Ho conosciuto Luciana qualche anno fa, nel corso di una manifestazione voluta per onorare la memoria delle vittime innocenti e condannare la mafia in tutte le sue forme, un’iniziativa promossa nel Salento, la mia terra, un luogo pieno di bellezza martoriato ogni giorno dalla malavita. La sua costanza e la sua determinazione l’hanno portata ad affrontare in prima persona la piaga sociale della camorra, che imperversa nelle strade di Ponticelli, spezzando tante vite e distruggendo, giorno dopo giorno, inesorabile come un cancro che sembra incurabile, il futuro dei nostri giovani.
Luciana, spesso osteggiata e persino delegittimata come professionista e come donna, ha pagato in prima persona la sua coraggiosa scelta: la lunga vicenda giudiziaria, che ha subito, vivendo momenti di angoscia e scoraggiamento, è finalmente un lontano ricordo e l’ha resa ancora più forte.
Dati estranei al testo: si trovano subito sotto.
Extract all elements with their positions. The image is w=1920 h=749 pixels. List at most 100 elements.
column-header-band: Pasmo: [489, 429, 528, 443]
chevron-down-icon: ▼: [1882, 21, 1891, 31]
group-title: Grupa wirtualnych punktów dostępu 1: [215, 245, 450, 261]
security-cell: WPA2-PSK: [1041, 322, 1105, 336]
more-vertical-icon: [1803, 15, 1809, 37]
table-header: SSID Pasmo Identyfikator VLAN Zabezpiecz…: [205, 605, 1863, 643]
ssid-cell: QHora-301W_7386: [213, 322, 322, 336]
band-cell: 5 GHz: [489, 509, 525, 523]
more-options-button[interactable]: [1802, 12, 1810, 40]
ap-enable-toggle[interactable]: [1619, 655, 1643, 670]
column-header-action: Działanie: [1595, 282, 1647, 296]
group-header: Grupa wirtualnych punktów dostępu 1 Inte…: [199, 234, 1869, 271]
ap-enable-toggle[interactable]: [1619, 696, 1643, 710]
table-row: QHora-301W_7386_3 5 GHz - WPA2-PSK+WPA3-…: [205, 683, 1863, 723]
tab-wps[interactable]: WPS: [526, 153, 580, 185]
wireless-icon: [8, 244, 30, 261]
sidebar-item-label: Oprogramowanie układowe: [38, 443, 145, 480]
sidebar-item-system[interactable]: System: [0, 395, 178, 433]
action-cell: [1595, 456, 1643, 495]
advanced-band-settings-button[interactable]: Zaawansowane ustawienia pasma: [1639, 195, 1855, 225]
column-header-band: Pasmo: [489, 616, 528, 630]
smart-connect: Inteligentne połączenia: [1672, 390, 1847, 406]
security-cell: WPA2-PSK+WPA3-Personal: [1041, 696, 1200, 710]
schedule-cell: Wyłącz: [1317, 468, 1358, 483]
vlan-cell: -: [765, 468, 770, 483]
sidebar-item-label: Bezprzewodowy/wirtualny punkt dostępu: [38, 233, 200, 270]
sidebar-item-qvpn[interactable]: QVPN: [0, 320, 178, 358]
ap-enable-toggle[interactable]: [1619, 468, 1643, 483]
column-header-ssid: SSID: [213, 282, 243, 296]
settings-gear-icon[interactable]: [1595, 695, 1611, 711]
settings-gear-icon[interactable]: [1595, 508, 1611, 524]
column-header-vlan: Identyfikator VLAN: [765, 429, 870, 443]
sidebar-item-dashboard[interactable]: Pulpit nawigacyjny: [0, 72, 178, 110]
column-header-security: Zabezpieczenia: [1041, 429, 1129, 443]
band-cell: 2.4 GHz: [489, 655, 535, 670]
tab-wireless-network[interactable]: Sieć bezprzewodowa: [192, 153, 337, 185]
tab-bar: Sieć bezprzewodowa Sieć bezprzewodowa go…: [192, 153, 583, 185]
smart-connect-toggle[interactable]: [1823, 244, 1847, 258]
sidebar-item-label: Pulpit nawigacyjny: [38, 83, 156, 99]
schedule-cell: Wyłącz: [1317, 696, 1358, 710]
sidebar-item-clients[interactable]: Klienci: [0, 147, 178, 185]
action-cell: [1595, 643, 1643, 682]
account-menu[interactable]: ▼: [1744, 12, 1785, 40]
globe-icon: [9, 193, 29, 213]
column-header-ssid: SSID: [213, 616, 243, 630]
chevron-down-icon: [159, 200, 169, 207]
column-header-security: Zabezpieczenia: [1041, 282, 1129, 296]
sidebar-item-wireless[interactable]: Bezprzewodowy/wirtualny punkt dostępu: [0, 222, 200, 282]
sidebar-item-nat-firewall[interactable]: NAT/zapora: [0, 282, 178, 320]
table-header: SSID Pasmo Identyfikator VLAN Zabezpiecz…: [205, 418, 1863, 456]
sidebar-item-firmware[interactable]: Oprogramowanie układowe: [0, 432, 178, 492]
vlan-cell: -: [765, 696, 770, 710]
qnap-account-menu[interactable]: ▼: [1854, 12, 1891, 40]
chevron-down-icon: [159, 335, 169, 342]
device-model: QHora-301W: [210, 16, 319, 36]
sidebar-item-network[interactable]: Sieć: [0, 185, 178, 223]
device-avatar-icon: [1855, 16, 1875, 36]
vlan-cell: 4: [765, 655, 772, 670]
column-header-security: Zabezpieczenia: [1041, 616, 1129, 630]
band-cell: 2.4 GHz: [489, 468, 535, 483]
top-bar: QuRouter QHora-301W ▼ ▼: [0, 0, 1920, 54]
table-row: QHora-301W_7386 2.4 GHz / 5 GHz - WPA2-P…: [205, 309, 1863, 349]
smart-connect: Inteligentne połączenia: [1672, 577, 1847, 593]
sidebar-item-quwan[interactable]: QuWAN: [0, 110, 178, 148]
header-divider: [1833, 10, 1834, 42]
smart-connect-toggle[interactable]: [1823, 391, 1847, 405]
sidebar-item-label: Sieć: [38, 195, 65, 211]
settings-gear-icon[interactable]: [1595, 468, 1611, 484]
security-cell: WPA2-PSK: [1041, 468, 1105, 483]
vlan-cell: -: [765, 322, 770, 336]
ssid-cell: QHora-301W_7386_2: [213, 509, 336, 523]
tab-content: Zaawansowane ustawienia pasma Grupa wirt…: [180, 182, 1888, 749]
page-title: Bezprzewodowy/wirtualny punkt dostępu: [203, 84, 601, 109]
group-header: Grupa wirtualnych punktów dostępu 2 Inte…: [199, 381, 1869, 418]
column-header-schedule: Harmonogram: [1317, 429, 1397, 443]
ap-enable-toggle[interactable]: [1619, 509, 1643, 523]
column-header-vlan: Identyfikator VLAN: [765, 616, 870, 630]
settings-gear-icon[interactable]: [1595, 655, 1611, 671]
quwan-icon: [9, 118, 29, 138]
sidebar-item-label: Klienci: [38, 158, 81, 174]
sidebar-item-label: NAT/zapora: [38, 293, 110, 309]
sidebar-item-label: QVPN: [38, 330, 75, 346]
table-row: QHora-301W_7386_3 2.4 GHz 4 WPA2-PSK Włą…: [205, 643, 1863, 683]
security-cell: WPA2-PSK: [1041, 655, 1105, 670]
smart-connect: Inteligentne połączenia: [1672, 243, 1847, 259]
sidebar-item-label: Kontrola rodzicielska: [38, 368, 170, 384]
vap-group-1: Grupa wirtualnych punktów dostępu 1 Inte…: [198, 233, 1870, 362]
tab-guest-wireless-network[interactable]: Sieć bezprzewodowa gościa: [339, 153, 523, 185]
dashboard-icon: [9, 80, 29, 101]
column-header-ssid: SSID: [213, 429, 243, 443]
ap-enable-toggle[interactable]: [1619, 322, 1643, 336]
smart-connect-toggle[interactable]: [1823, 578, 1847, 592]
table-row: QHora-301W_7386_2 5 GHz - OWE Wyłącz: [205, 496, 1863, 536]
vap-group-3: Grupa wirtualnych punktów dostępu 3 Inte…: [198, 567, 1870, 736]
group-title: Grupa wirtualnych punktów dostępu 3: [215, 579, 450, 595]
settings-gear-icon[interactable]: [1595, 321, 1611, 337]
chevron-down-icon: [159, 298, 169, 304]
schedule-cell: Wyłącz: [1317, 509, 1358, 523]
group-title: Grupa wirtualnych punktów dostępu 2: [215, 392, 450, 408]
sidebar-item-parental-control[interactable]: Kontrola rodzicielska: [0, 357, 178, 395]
Con la sua persona e con un’instancabile attività di giornalista attenta alle difficoltà del territorio in cui vive e lavora, testimonia quotidianamente il suo impegno nella lotta alla criminalità organizzata con l’unica arma che ha deciso di imbracciare: la sua penna. Questo libro, che custodisce e racconta le vicende di piccoli grandi eroi ponticellesi in un arco temporale di circa quarant’anni, nasce dall’esigenza di raccontare la periferia di Napoli, con i suoi intricati e talvolta poco comprensibili meccanismi sociali, con le sue dolorose contraddizioni, con le richieste d’aiuto dei cittadini onesti troppo spesso soffocate dal rumore di chi avvelena questa terra. Esso vuole porsi come una testimonianza di cittadinanza attiva e quanto in esso narrato auspica di divenire exemplum per chi sceglie ogni giorno la via della legalità e della speranza, seppur in un contesto
sociale difficile, per chi sceglie di costruire invece che distruggere, per chi fa della speranza del cambiamento il principio guida del suo agire. Un territorio appartiene ai suoi cittadini, non al boss di
turno. Ma esso va amato, va protetto, va difeso: i nostri figli hanno diritto di scegliere di vivere liberi, non di finire stritolati nei legacci degli spacciatori di morte. È per loro che
dobbiamo trovare la forza di cambiare, di diffondere la cultura della vita. Tutti possiamo fare la differenza: ogni grande cammino inizia con un piccolo passo.